Advanced example 1: parsing expressions (CForm)

Advanced example 1: parsing expressions (CForm)

In this chapter we show how Yacas represents expressions and how we can build functions that work on all expressions. Our specific example will be "CForm()", a standard library function that converts Yacas expressions into C or C++ code. (Although the input format of Yacas expressions is already very close to C and perhaps could be converted to C by means of an external text filter, it is instructive to understand how to define Yacas functions that produce C code.) We shall only design the core mechanism of "CForm()" and build a limited version that handles only expressions using the four arithmetic actions.


Recursive parsing of expression trees

As we have seen in the tutorial, Yacas represents all expressions as trees, or equivalently, as lists of lists. For example, the expression "a+b+c+d+e" is for Yacas a tree of depth 4 that could be visualized as
     "+"
   a    "+"
       b   "+" 
          c   "+"
              d  e
Complicated expressions are thus built from simple ones in a general and flexible way. If we want a function that acts on sums of any number of terms, we only need to define this function on a single atom and on a sum of two terms, and the Yacas engine will recursively perform the action on the entire tree.
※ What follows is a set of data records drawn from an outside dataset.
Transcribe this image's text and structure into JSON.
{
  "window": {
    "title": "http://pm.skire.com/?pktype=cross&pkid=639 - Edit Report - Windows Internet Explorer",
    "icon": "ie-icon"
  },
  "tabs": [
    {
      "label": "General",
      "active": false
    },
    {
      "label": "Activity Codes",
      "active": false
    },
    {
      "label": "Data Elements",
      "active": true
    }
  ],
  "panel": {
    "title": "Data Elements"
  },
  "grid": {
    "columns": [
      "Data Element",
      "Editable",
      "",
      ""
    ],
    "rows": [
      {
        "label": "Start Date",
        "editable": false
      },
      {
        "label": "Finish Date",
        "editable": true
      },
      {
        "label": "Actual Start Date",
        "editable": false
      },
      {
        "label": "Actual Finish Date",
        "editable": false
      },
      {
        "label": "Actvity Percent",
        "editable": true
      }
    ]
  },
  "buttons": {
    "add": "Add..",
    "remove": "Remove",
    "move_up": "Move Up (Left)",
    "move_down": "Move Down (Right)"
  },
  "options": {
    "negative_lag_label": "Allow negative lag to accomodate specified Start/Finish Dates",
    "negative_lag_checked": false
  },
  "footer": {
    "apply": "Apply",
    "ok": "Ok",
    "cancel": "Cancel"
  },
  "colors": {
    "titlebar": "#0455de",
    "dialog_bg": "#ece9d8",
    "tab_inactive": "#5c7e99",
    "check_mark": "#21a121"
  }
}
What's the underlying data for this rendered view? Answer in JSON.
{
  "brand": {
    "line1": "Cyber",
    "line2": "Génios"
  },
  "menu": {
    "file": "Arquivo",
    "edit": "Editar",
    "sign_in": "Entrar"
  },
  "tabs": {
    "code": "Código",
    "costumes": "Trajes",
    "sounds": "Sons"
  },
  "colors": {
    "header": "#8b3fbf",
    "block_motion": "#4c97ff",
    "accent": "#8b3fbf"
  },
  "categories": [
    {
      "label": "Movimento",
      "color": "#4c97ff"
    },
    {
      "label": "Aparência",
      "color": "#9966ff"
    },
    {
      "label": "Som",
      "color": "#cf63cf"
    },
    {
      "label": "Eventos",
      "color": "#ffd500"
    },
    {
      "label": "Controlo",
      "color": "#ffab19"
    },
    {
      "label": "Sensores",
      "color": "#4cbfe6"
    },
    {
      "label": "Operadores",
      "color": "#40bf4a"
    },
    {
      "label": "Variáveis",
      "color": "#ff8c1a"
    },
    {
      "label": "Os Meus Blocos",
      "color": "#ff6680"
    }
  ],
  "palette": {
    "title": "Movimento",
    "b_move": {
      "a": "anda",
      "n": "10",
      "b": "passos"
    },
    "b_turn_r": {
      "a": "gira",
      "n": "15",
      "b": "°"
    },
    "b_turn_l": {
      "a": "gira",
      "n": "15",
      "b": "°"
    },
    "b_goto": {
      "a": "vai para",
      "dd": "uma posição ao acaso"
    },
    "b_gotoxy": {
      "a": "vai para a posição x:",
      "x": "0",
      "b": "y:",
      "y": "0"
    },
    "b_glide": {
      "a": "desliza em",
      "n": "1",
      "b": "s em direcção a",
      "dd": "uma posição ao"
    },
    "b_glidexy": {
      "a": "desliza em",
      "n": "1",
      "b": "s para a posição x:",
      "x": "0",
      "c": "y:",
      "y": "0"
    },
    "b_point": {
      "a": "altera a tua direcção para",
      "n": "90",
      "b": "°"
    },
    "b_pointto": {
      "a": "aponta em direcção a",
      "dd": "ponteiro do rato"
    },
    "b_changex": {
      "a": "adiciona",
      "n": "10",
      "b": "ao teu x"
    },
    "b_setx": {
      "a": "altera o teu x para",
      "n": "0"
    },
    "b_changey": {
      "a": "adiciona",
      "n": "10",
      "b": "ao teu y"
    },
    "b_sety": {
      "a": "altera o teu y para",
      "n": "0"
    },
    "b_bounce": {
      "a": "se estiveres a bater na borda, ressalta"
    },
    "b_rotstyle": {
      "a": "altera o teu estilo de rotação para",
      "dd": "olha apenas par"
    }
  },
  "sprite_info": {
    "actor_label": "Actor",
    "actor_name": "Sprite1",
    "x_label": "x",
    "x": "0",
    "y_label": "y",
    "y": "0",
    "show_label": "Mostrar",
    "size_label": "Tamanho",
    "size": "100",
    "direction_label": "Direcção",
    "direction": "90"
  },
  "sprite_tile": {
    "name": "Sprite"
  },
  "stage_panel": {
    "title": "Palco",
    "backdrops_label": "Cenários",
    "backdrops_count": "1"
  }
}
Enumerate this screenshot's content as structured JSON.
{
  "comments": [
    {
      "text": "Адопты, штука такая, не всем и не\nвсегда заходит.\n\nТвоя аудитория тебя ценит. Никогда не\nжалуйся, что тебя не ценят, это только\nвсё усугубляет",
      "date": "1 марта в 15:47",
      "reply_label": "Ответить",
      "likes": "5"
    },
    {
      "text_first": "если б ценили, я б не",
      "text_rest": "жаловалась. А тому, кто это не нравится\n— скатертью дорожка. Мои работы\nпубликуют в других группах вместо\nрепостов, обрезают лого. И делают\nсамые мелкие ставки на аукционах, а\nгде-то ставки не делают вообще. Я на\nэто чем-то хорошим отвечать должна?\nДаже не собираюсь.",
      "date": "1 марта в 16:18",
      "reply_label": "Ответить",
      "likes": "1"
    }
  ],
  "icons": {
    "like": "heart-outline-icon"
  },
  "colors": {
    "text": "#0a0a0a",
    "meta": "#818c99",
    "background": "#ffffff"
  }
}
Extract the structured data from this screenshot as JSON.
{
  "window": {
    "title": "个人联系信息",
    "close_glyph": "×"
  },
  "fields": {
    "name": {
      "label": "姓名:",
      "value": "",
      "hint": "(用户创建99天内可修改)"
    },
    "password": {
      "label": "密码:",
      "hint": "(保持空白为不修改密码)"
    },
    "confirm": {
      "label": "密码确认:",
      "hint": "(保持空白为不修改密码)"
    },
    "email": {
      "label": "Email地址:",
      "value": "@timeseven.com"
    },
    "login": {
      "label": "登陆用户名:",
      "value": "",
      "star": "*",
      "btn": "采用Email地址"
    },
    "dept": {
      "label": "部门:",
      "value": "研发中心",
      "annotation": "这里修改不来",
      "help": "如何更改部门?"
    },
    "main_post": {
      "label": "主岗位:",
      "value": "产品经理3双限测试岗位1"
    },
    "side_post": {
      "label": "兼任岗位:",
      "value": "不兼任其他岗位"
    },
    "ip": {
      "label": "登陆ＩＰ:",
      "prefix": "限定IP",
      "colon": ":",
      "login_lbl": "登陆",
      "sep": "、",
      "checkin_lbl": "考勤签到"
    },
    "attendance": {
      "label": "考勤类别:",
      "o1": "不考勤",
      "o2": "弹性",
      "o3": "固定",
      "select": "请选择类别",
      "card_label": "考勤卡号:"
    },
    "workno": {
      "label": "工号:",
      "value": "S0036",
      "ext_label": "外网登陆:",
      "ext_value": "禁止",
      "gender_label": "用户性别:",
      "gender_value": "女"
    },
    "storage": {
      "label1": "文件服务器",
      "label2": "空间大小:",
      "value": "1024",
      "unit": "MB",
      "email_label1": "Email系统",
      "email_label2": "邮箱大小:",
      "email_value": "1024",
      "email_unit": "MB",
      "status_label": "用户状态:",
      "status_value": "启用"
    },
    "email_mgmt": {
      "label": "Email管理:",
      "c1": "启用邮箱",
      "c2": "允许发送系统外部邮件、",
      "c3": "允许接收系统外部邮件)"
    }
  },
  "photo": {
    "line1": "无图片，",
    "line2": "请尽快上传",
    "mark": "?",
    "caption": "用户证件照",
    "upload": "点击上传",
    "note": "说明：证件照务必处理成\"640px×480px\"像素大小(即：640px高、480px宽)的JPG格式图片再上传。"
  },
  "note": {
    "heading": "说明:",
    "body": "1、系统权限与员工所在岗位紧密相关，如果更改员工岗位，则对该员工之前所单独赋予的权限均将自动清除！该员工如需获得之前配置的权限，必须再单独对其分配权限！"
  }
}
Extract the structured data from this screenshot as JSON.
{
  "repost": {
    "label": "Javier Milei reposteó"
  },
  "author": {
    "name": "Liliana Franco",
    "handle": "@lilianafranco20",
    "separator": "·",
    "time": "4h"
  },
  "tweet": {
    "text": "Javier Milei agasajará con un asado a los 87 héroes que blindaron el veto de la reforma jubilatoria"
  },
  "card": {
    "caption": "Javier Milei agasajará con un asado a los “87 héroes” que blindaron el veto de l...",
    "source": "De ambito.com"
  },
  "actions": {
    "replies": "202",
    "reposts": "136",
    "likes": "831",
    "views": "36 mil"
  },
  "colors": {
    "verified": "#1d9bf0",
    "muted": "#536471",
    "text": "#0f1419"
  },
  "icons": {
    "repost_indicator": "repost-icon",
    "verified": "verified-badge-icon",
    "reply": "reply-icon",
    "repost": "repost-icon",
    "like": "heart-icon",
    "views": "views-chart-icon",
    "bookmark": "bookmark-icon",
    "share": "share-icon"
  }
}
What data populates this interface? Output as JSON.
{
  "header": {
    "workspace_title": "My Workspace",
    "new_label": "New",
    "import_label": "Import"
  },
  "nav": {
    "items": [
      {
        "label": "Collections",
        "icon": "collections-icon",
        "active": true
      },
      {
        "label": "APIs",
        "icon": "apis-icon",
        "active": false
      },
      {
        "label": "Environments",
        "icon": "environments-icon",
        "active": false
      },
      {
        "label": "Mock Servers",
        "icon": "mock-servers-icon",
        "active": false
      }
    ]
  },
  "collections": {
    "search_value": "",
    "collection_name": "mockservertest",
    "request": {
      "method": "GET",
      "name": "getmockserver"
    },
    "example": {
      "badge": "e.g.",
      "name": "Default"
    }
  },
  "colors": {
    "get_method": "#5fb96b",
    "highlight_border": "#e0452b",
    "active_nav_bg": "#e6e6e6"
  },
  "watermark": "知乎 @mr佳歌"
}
So our first try is to define rules for transforming an atom and for transforming sums and products. The result of CForm() will always be a string and we can use recursion like this:
In> 100 # CForm(a_IsAtom) <-- String(a);
Out> True;
In> 100 # CForm(_a + _b) <-- CForm(a) : " + " : CForm(b);
Out> True;
In> 100 # CForm(_a * _b) <-- CForm(a) : " * " : CForm(b);
Out> True;
We used the string concatenation operator ":" and we added spaces around the binary operators for clarity. All rules have the same precedence 100 because there are no conflicts in rule ordering so far: these rules apply in mutually exclusive cases. Let's try converting some simple expressions now:
In> CForm(a+b*c);
Out> "a + b * c";
In> CForm(a+b*c*d+e+1+f);
Out> "a + b * c * d + e + 1 + f";
After just three rules, we were able to process even some complicated expressions. How did it work? We could illustrate the steps Yacas went through when simplifying CForm(a+b*c) roughly like this:
CForm(a+b*c)
    ... apply 2nd rule
CForm(a) : " + " : Cform(b*c)
    ... apply 1st rule and 3rd rule
"a" : " + " : Cform(b) : " * " : Cform(c)
    ... apply 1st rule
"a" : " + " : "b" : " * " : "c"
    ... concatenate strings
"a + b * c"


Handling precedence of infix operations

It seems that recursion will do all the work for us. The power of recursion is indeed great and heavy use of recursion is built in the design of Yacas. We just need to add rules for more operators, for example, the unary addition, subtraction and division:
100 # CForm(+ _a) <-- "+ " : CForm(a);
100 # CForm(- _a) <-- "- " : CForm(a);
100 # CForm(_a - _b) <-- CForm(a) : " - " : CForm(b);
100 # CForm(_a / _b) <-- CForm(a) : " / " : CForm(b);
However, soon enough we find that we forgot about operator precedence. Our simple-minded "CForm()" gives wrong C code for expressions like this:
In> CForm( (a+b) * c );
Out> "a + b * c";
We need to get something like "(a+b)*c" in this case. How would we add a rule to insert parentheses around subexpressions? We could just insert them at every subexpression, replacing our rules by something like
100 # CForm(_a + _b) <-- "(" : CForm(a) : " + " : CForm(b) : ")";
100 # CForm(- _a) <-- "(- " : CForm(a) : ")";
and so on. This will always produce correct C code, e.g. in our case "((a+b)*c)", but generally the output will be full of unnecessary parentheses.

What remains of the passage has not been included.